Cryogenics: Providing life source to aircrew across the AOR
By Staff Sgt. Arielle Vasquez, 386th Air Expeditionary Wing Public Affairs
/ Published April 30, 2019
ALI AL SALEM AB, Kuwait -- Before pilots depart Air Force Central Commands’ busiest flightline at Ali Al Salem Air Base, a team of Airmen work around the clock to ensure they are able to breathe at high altitudes of 10,000 feet and higher.
These vital Airman are a team of two cryogenic specialists, with the 386th Expeditionary Logisitics Readiness Squadron.
The term “cryogenic” describes the technology behind producing extremely low temperatures and here at ASAB, this is crucial to keep aircraft in the sky.
“Our mission is to store and issue liquid oxygen to our service tanks, which is used for aviator breathing oxygen on aircraft coming to and from the base,” said Senior Airman Joshua Gonzales, 386th ELRS cryogenic specialist and fuels distribution operator. “We are responsible for transferring liquid oxygen from our 3000-gallon operating storage tank to 50-gallon service carts, which is then utlized to issue to aircraft.”
On any given day, approximately 3,000 gallons of liquid oxygen is kept in storage according to the cryogenic team.
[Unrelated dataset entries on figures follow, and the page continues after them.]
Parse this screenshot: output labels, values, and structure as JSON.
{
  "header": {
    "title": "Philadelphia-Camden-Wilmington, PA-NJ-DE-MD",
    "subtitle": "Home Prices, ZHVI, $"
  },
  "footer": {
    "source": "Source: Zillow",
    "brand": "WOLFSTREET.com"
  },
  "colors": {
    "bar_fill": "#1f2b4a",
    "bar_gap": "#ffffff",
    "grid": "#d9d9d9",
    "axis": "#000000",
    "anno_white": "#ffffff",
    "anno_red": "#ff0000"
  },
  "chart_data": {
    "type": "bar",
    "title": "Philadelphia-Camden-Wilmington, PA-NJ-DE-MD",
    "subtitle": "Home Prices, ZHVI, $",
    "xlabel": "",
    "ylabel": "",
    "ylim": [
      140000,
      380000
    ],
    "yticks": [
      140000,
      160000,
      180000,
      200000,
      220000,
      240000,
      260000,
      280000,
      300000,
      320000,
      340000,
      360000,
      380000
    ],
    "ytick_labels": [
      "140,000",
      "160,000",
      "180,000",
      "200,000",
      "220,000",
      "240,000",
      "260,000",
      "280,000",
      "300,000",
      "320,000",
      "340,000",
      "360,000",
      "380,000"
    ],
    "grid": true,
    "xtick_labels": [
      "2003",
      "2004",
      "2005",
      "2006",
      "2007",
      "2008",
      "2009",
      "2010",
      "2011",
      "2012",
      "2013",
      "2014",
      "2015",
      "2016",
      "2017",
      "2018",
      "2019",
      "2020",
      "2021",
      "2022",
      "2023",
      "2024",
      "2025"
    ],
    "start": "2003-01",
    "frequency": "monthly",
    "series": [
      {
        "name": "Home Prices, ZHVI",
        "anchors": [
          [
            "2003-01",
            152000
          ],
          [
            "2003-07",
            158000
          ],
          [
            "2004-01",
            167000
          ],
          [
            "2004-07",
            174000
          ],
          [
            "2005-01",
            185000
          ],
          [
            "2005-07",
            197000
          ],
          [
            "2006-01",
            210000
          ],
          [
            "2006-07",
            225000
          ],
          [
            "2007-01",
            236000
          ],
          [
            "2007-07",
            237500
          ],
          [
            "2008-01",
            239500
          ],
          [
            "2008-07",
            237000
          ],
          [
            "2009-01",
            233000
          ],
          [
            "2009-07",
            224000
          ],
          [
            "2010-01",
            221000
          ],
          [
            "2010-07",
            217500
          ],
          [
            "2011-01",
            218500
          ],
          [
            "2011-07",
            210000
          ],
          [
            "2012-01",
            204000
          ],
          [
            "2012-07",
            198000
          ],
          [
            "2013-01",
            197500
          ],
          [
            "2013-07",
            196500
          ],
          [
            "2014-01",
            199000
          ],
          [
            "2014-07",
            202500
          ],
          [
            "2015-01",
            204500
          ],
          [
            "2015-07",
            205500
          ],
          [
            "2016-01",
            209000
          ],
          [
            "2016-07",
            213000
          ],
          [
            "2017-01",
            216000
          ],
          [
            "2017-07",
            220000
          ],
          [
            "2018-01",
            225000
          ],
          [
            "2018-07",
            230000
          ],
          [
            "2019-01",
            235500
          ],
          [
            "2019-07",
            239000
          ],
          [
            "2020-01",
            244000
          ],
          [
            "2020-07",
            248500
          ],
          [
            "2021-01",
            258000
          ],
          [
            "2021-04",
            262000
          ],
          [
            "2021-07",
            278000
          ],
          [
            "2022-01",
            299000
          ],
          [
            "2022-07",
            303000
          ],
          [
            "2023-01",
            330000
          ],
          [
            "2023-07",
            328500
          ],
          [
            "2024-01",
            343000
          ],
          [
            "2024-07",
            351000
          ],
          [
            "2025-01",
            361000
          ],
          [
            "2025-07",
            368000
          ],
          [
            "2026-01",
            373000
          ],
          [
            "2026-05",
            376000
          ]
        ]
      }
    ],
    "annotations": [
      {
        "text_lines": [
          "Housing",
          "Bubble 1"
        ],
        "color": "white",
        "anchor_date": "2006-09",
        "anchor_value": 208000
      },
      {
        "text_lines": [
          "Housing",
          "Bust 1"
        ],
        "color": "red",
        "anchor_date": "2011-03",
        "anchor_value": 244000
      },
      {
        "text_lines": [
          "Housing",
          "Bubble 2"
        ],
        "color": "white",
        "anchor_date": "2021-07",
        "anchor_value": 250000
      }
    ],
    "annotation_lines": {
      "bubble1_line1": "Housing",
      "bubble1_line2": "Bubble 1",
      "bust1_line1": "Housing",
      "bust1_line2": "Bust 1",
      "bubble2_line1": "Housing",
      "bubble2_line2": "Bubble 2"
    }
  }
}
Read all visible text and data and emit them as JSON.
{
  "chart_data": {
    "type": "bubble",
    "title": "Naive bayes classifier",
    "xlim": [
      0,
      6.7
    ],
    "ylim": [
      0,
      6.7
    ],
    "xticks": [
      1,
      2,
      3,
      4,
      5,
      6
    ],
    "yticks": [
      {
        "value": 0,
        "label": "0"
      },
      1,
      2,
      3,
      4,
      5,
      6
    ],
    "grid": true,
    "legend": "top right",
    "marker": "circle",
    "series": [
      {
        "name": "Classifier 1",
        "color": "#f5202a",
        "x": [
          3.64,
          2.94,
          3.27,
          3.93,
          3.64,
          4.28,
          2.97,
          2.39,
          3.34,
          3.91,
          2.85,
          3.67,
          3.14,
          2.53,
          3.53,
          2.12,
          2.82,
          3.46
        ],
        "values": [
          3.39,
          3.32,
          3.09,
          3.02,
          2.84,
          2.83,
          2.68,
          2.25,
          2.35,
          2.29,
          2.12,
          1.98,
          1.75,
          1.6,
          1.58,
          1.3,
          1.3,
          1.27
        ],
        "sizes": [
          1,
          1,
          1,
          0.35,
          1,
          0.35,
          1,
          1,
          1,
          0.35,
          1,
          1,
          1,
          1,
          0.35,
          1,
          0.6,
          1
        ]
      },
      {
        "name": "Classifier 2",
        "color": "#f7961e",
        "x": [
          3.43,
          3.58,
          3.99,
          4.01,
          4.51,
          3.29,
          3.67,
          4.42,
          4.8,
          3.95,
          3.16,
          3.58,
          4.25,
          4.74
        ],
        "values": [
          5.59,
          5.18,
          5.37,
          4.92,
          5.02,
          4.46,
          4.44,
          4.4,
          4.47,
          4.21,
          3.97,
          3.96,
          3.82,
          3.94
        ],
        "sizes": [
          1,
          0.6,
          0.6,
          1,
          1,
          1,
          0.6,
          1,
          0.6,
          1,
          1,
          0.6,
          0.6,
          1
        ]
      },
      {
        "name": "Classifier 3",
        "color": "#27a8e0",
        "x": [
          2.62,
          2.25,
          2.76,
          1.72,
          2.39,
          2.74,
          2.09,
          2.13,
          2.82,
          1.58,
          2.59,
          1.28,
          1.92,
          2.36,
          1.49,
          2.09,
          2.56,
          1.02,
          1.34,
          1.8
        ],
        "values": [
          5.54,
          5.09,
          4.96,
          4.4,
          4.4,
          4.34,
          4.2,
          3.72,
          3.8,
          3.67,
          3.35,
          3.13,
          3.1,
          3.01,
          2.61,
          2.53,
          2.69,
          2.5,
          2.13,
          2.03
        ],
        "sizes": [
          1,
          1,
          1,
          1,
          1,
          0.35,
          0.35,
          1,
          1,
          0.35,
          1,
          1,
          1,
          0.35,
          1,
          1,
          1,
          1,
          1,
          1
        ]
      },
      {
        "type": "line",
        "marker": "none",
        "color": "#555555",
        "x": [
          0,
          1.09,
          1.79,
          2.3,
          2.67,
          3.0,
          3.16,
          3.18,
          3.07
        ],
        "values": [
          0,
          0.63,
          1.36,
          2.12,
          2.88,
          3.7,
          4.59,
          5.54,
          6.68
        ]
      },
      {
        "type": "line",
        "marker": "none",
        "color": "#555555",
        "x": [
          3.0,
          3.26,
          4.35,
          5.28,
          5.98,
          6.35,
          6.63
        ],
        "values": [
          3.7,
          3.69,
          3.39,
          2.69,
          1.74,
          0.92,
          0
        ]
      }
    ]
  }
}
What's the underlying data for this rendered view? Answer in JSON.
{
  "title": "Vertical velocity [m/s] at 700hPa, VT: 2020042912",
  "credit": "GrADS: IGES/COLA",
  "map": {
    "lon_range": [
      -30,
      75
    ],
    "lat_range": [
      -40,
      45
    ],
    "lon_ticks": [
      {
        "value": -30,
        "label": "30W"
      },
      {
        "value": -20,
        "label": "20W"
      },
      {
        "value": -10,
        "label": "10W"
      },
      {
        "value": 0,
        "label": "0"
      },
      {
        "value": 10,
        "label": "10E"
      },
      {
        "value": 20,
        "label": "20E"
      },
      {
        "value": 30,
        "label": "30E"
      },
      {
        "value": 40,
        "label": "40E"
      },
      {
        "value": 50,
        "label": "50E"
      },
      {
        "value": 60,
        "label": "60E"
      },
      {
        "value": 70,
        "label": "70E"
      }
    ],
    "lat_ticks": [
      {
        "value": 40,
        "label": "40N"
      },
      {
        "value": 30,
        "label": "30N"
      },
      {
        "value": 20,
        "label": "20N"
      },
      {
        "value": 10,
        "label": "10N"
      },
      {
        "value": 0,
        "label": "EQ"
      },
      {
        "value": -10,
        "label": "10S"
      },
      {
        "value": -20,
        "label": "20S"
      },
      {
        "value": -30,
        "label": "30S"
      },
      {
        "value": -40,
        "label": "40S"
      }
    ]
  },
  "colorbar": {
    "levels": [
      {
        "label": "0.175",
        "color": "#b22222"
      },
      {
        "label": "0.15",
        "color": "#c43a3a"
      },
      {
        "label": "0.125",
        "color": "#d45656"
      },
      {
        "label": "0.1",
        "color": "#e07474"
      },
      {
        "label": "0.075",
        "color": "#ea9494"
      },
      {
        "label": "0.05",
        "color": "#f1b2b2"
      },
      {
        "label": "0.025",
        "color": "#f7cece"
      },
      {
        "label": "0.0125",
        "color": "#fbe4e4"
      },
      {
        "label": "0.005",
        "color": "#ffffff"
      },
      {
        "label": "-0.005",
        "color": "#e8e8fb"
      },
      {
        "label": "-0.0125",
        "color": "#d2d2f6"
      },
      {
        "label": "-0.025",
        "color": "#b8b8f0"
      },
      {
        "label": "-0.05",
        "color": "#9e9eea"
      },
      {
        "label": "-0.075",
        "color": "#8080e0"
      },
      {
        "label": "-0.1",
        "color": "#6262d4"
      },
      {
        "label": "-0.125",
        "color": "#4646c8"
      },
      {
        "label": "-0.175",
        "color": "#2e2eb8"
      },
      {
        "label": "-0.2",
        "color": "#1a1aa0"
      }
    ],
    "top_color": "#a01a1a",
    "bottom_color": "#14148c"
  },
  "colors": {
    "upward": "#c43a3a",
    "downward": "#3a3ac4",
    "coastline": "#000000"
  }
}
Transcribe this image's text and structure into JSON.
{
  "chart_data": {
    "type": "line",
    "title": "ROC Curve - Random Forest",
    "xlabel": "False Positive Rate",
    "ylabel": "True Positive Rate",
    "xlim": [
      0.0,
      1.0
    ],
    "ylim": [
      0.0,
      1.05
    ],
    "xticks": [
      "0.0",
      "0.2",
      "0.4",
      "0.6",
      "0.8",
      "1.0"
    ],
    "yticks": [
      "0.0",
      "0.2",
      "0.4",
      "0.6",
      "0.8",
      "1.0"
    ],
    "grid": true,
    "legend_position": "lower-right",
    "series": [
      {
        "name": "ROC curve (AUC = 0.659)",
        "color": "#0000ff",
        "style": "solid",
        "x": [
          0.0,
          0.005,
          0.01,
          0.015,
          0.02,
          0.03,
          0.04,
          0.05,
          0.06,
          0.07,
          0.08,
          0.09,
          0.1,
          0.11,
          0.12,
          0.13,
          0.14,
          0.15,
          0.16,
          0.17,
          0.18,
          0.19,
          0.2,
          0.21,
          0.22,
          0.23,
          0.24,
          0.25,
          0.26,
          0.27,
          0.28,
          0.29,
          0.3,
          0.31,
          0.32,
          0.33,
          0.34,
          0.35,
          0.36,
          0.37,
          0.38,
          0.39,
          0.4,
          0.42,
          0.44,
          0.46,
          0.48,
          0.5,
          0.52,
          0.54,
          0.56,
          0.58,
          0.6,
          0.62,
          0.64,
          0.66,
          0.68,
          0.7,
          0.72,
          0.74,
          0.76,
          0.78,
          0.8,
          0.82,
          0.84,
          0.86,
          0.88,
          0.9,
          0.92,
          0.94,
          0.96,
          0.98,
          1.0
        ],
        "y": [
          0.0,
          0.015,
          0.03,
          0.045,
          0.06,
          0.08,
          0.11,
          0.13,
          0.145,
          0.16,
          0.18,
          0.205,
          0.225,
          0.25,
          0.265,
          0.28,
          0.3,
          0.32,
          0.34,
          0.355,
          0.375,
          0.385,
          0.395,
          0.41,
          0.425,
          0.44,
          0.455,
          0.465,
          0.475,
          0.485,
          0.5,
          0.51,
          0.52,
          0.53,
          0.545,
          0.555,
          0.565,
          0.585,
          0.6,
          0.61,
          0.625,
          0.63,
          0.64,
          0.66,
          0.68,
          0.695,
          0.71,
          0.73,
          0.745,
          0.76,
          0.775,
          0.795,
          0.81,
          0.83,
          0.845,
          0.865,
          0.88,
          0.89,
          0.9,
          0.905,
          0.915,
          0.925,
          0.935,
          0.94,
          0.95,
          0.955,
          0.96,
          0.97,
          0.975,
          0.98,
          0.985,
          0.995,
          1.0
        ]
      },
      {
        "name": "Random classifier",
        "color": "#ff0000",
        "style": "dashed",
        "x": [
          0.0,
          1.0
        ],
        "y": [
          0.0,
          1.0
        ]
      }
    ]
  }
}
Every 90 days, the cryogenic Airmen take samples of liquid oxygen from their operating storage tank, which is sent to Air Force Petroleum Agency Fuels Laboratory for testing.
“It typically takes about a week to receive the results back from the area lab,” said Airman 1st Class Kylie Moore, 386th ELRS cryogenic specialist and fuels distribution operator. The samples we take are tested for a mixture of other gases that would contribute to impurities in the liquid oxygen.”
The Air Force standard for liquid oxygen is 99.5 percent purity, which the cryogenics team strives to maintain, if not exceed.
In order to keep the mission rolling, the cryogenic team must follow a policy to prevent the loss of liquid oxygen. Along with preventing loss of products, safety guidelines are in place to prevent injuries in what could be a hazardous work environment if not adhered to.
Because liquid oxygen has a boiling point of -297 degrees Faranheit and can burn through skin, the cryogenic specialsits ensure they don proper personal protective equipment.
“We wear protective equipment to include coveralls, aprons and rubber boots to ensure our skin isn’t exposed to the extremely low temperature of liquid oxygen,” Moore said. “We also must have two people present at all times in case an emergency arises.”
While the cryogenic specialists must practice extreme caution in their work environment, both have expressed their enjoyment for their speciality.
“Without liquid oxygen, it is not possible for aircrew to fly at high altitudes to carry out their mission,” Gonzales said. “When we think about it, not everybody gets to see what we see every day and it’s fulfilling to be a part of such a unique career field.”
According to their supervisor, Staff Sgt. David Stevens, 386th ELRS non-commisioned officer in charge of fuels distribution, the cryogenic Airmen are top performers in the squadron.
“This is my fifth deployment and I have not seen the amount of dedication and hard work put in like I have seen the cryogenic team put in here,” he said. “These Airmen are excelling in all they do and I’m very proud of them and how smoothly our operations have been running.”